На небольшой поляне, как раз на фоне причудливых развалин мельницы, охотник увидел сцену, от которой едва не расхохотался. Посреди поляны происходила отчаянная схватка – сокол атаковал какого-то зверя, а тот, опрокинувшись на спину и выставив вверх все четыре лапы, бешено отбивался, да так, что густое оперение Трибо уже немного пострадало. Зверь этот был не заяц, не барсук, не лиса и не куница. То был... самый обычный кот, серый, пушистый, широкомордый и усатый. Он ревел и шипел во всю свою кошачью глотку то ли от ужаса, то ли от праведного гнева: какого же беса рогатого эта дурная птица приняла его за лесную дичь?! Трибо, возможно, и сам уже понял свою ошибку, но и его охватила ярость, а потому он наскакивал на зверюгу с разных сторон, намереваясь все равно его доконать. А вокруг них бегала кругами и дико визжала девушка лет двадцати, одетая как богатая крестьянка – в коричневое без рукавов платье, сшитое из хорошего сукна, надетое поверх белой, нарядно расшитой рубахи. Эта рубаха была длиннее платья, однако и она едва доходила девушке до щиколоток, а на бегу ее подол развевался и задирался так, что видны были не только красивые, на удивление небольшие башмаки, но и крепкие икры чуть ли не до колен. Голову девицы прикрывал аккуратный белый чепец, но сейчас он съехал на затылок, открывая пышные рыжеватые волосы.

– Прочь, прочь противная птица! – кричала девушка, размахивая руками, но явно не решаясь подступиться к соколу. – Не тронь моего кота! Прочь, дрянь ты этакая, прочь! Прочь!!!
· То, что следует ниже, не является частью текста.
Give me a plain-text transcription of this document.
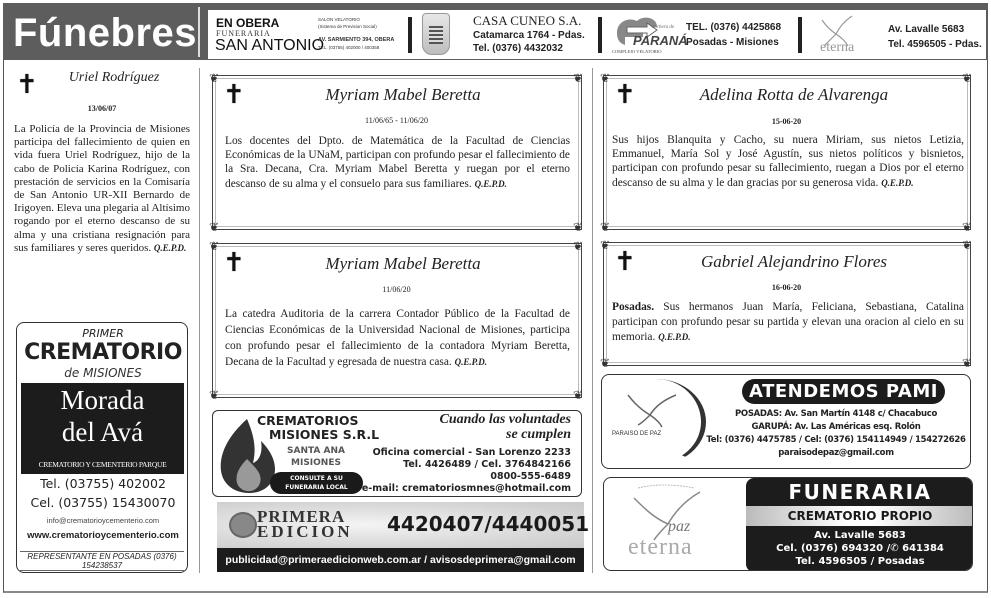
Fúnebres EN OBERA
FUNERARIA
SAN ANTONIO
SALON VELATORIO
(Sistema de Prevision Social)
AV. SARMIENTO 394, OBERA
TEL. (03755) 402000 / 400358
CASA CUNEO S.A.
Catamarca 1764 - Pdas.
Tel. (0376) 4432032
cochera de
PARANÁ
COMPLEJO VELATORIO
TEL. (0376) 4425868
Posadas - Misiones	eterna
Av. Lavalle 5683
Tel. 4596505 - Pdas.
✝	Uriel Rodríguez
13/06/07
La Policía de la Provincia de Misiones participa del fallecimiento de quien en vida fuera Uriel Rodríguez, hijo de la cabo de Policía Karina Rodríguez, con prestación de servicios en la Comisaría de San Antonio UR-XII Bernardo de Irigoyen. Eleva una plegaria al Altísimo rogando por el eterno descanso de su alma y una cristiana resignación para sus familiares y seres queridos. Q.E.P.D.
PRIMER
CREMATORIO
de MISIONES
Morada
del Avá
CREMATORIO Y CEMENTERIO PARQUE
Tel. (03755) 402002
Cel. (03755) 15430070
info@crematorioycementerio.com
www.crematorioycementerio.com
REPRESENTANTE EN POSADAS (0376) 154238537
❦	❦
❦	❦
✝	Myriam Mabel Beretta
11/06/65 - 11/06/20
Los docentes del Dpto. de Matemática de la Facultad de Ciencias Económicas de la UNaM, participan con profundo pesar el fallecimiento de la Sra. Decana, Cra. Myriam Mabel Beretta y ruegan por el eterno descanso de su alma y el consuelo para sus familiares. Q.E.P.D.
❦	❦
❦	❦
✝	Myriam Mabel Beretta
11/06/20
La catedra Auditoria de la carrera Contador Público de la Facultad de Ciencias Económicas de la Universidad Nacional de Misiones, participa con profundo pesar el fallecimiento de la contadora Myriam Beretta, Decana de la Facultad y egresada de nuestra casa. Q.E.P.D.
CREMATORIOS
MISIONES S.R.L
SANTA ANA
MISIONES
CONSULTE A SU
FUNERARIA LOCAL
Cuando las voluntades
se cumplen
Oficina comercial - San Lorenzo 2233
Tel. 4426489 / Cel. 3764842166
0800-555-6489
e-mail: crematoriosmnes@hotmail.com
PRIMERA
EDICION 4420407/4440051
publicidad@primeraedicionweb.com.ar / avisosdeprimera@gmail.com
❦	❦
❦	❦
✝	Adelina Rotta de Alvarenga
15-06-20
Sus hijos Blanquita y Cacho, su nuera Miriam, sus nietos Letizia, Emmanuel, María Sol y José Agustín, sus nietos políticos y bisnietos, participan con profundo pesar su fallecimiento, ruegan a Dios por el eterno descanso de su alma y le dan gracias por su generosa vida. Q.E.P.D.
❦	❦
❦	❦
✝	Gabriel Alejandrino Flores
16-06-20
Posadas. Sus hermanos Juan María, Feliciana, Sebastiana, Catalina participan con profundo pesar su partida y elevan una oracion al cielo en su memoria. Q.E.P.D.
PARAISO DE PAZ
ATENDEMOS PAMI
POSADAS: Av. San Martín 4148 c/ Chacabuco
GARUPÁ: Av. Las Américas esq. Rolón
Tel: (0376) 4475785 / Cel: (0376) 154114949 / 154272626
paraisodepaz@gmail.com
paz
eterna
FUNERARIA
CREMATORIO PROPIO
Av. Lavalle 5683
Cel. (0376) 694320 /✆ 641384
Tel. 4596505 / Posadas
Луи некоторое время наблюдал за происходящим, не вмешиваясь. Он от души веселился, к тому же его разбирало любопытство – сумеет ли Трибо ухватить кота, и на что в этом случае решится крестьянка. Однако когти перепуганного котищи могли серьезно ранить птицу, да и Трибо мог внезапным ударом прикончить зверя, а это стало бы, наверное, большим горем для девушки. И рыцарь в конце концов пронзительно свистнул, призывая сокола вернуться к нему.

Трибо до того разгорячился, что сперва не отозвался на свист, продолжая нападать на кота, но когда Луи свистнул во второй раз, громче и резче, сокол повиновался и с явной неохотой подлетел к охотнику. Он сел на подставленную ему руку в кожаной перчатке и покорно дал надеть себе на голову колпачок, но продолжал еще некоторое время гневно хлопать крыльями и грозно щелкать сильным клювом.